6 novembre : anniversaire de ma grande-sœur que j’emmène pour l’occasion (re)voir l’Iuane à Deinze. Sauf erreur de ma part, ma première et dernière venue dans cette salle, et dans ce bled. Un moment fort qui reste gravé : le quart d’heure précédent l’entrée sur scène d’Iggy, toutes lumières éteintes, la sono crachant une musique hypnotique au possible sur un beat binaire composé principalement de percussions et d’autres sons hybrides, qui pour peu mettraient toute l’assemblée dans une transe pas possible ! L’arrivée d’Iggy sur scène est presqu’une délivrance – c’est dire… !! La Bête est lâchée: il n’y a plus qu’un pantin électrique désarticulé qui attire tous les regards… La mention manuscrite CrazyHead que j’appose sur le ticket d’entrée signifie qu’à l’époque déjà je me disais qu’il serait de bon ton que je me souvienne plus tard du nom du band qui ouvrait…!
Faut-il s’étendre sur la chose… ? Oui, j’en suis, on en est, sur la plaine de Werchter. Et je peux même dire que nous y allons en Ford Capri 2.0 V6 – qui me boit toute ma solde de milicien.
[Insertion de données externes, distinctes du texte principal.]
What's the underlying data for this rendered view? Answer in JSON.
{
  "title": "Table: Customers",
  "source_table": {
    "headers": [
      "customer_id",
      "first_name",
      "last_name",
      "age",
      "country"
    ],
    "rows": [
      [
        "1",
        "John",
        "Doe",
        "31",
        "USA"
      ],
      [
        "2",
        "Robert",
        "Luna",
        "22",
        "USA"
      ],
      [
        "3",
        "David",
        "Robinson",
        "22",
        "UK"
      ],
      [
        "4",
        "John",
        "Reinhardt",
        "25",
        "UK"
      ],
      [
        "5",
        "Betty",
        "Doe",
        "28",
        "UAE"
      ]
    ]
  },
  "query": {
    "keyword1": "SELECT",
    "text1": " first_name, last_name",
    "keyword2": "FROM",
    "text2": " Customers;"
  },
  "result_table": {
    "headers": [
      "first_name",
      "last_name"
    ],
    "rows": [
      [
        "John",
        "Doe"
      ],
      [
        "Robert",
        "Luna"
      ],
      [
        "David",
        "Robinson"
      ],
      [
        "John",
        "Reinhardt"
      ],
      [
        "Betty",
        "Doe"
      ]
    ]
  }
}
Et j’arbore même sur la vitre arrière un poster de Michaël pour forcer le trait… Il faut en être – du moins pour pouvoir maintenant être en mesure d’en parler, de raconter, de dire, de témoigner. Non, il ne ressemble pas encore à ET – quoique. Mais je ne parlerai davantage qu’en présence de mon avocat… Le ticket mentionne la présence de guest : si c’est écrit, c’est que c’est vrai.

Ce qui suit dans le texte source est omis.